Technological facilities for storing tremendous amounts of information pose challenging problems with respect to their effective utilization. Vast amounts of data need to be searched for matching patterns, or for some collections of keywords (traditional information retrieval). Certain ambiguities in producing these relatively simple requests can be dependably resolved by using various lexicon manipulations. In more complicated circumstances, a criterion for retrieval cannot be exactly formulated.

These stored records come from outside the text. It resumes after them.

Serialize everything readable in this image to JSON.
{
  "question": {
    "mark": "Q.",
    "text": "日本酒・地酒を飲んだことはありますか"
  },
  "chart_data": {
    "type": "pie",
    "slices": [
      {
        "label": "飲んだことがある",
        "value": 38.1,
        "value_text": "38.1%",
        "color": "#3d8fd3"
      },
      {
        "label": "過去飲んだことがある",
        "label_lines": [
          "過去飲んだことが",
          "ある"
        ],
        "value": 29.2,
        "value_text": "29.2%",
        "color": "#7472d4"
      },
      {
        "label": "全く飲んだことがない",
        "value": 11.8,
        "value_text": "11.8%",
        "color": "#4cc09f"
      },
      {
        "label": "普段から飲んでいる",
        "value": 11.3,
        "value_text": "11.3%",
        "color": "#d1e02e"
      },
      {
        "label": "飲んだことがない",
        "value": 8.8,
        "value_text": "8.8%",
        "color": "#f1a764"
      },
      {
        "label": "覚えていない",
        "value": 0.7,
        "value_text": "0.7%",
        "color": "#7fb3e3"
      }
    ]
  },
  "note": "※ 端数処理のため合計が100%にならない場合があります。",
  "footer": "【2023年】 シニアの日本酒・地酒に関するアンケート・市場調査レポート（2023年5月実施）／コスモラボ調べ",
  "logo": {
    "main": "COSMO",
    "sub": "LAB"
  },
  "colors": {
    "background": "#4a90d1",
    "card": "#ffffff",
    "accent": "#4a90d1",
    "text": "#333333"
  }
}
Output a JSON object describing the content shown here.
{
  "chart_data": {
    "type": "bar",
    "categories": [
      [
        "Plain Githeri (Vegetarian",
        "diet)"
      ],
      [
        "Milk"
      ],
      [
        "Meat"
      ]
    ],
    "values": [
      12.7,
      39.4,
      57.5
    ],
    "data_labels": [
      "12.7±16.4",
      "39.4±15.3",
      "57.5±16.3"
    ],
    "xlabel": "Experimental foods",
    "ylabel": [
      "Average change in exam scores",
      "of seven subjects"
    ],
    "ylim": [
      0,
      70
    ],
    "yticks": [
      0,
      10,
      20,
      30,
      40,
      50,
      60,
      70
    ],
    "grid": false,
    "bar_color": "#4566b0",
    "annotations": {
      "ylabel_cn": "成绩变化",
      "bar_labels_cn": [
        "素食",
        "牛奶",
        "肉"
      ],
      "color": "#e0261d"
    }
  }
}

Different techniques are known to deal with such vague searching like query relaxation, semantic enhancements, and statistical analysis.
This paper upholds another intricacy typical of the proliferation of big data, as “the user may not know how to [represent the searching] specifications of the items of interest, but does know one of [the relevant elements] expected ... in the result set.” The paper suggests “ways to infer the result set using the known item as a seed.” So, “the user ‘query’ works as an example of what the elements of interest are.” As a result, the search is performed not by an actual query, but by some exemplar query. This approach finds application when a curious person needs to perform a study of an unusual topic, to which this person “may not be familiar with, but has as a starting point” some related element.
Characteristically, implementation of the given exemplar query involves an NP-hard problem of subgraph isomorphism. Yet, in practice, extracting knowledge from big data should not essentially rely on intensive computational procedures.